Earlier this year, Google released details about what they called a new self-supervised deep learning model for healthcare Representation of health acoustics (To belong). The model was trained on approximately 300 million two-second audio clips of people coughing, sneezing, breathing and sniffling. This varied set of audio clips was reportedly collected from non-copyrighted public data from around the world. For a sense of scale, the cough model alone was trained on 100 million different cough sounds. All of this data should, in theory, show patterns of what a healthy respiratory system sounds like. The trained AI model can then use that knowledge to look for abnormalities in a new patient audio clip that could indicate a potential health risk.
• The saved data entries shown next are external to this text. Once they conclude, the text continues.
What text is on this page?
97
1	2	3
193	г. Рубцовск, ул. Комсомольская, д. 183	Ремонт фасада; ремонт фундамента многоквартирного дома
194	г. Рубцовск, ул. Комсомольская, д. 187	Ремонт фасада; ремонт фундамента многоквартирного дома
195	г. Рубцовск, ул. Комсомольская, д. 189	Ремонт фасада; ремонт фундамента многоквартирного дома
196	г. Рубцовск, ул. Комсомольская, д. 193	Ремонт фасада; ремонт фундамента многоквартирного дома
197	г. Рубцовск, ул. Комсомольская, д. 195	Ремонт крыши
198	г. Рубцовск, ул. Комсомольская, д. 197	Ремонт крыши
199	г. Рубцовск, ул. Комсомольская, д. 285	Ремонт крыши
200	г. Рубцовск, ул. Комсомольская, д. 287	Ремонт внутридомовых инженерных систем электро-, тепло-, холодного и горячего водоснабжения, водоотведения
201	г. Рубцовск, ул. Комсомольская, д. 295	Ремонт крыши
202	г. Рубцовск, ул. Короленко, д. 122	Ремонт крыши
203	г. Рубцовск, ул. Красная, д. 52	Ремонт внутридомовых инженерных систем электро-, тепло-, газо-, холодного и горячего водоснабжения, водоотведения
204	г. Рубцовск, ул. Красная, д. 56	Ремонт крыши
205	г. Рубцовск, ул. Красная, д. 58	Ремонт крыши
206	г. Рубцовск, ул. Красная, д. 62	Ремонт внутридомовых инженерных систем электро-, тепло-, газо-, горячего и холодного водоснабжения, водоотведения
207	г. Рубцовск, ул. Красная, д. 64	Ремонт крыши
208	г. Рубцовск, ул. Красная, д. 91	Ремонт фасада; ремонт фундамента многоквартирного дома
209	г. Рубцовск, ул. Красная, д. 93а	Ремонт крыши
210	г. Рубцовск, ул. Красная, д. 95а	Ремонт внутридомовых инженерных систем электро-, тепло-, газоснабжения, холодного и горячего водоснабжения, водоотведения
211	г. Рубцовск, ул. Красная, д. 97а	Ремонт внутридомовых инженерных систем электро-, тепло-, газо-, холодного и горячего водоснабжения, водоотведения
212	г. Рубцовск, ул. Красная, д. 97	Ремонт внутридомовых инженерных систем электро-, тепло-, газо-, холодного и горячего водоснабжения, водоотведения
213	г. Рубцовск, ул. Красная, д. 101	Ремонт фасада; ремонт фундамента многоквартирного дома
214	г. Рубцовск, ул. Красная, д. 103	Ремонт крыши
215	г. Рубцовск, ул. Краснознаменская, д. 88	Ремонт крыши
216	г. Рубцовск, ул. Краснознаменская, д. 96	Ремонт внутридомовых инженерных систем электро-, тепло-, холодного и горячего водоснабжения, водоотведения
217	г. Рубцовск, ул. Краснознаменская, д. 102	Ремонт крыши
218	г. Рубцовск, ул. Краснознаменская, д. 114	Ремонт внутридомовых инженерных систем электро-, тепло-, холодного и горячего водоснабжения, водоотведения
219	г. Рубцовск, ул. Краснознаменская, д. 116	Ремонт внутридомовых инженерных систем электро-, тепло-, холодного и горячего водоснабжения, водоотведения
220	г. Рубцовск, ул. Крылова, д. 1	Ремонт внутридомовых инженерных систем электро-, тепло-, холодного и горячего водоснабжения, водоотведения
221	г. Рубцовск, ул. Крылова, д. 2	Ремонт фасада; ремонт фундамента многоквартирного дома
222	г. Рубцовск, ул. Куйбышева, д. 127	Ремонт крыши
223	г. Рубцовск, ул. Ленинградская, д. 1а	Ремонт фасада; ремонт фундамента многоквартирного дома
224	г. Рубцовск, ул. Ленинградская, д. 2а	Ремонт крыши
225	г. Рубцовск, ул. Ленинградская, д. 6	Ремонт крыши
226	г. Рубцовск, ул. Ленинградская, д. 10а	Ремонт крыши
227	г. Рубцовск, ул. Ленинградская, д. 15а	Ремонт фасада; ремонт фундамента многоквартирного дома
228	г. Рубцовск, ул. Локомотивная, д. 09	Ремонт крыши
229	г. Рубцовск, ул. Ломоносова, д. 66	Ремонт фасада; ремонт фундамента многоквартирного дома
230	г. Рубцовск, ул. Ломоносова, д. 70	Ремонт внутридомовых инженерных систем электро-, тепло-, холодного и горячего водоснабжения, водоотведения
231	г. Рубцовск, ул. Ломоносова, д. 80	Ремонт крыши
More recently Google announced in a blog post, it had partnered with an India-based respiratory healthcare startup called Salcit Technologies to apply these findings in the real world to look for early signs of tuberculosis. Bloomberg reported this week about the collaboration. Salcit has its own product called Swaasa, which allows users to record an audio file of them coughing using their mobile device’s microphone. An AI model then compares that audio to a database of cough sounds to look for indicators of the fatal but treatable disease. From there, patients can decide whether they want to see a doctor for further treatment. By merging their proprietary model with HeAR, the two companies expect to increase the product’s effectiveness and accuracy for early detection of respiratory diseases. 1.3 million people worldwide reportedly died of tuberculosis in 2022. India responsible for almost 25% of these deaths annually.

The predictive properties of AI help healthcare professionals detect different types of diseases faster. Research has already shown that these models can be effective screening for possible cancerous tumors that might otherwise go unnoticed. Similar models are also used to detect early signs of breast cancer, look for early signs of breast cancer, myopiaAnd heart disease. Radiologists are already using GenAI tools accelerate the pace of medical imaging analysis. AI’s impact on diagnoses could even extend beyond chronic conditions that are typically noticed later in life. Last year, researchers at the University of Louisville discovered created an AI system they say they can parse MRI scans of toddlers to predict with 98.5% accuracy whether or not they will be clinically diagnosed with autism.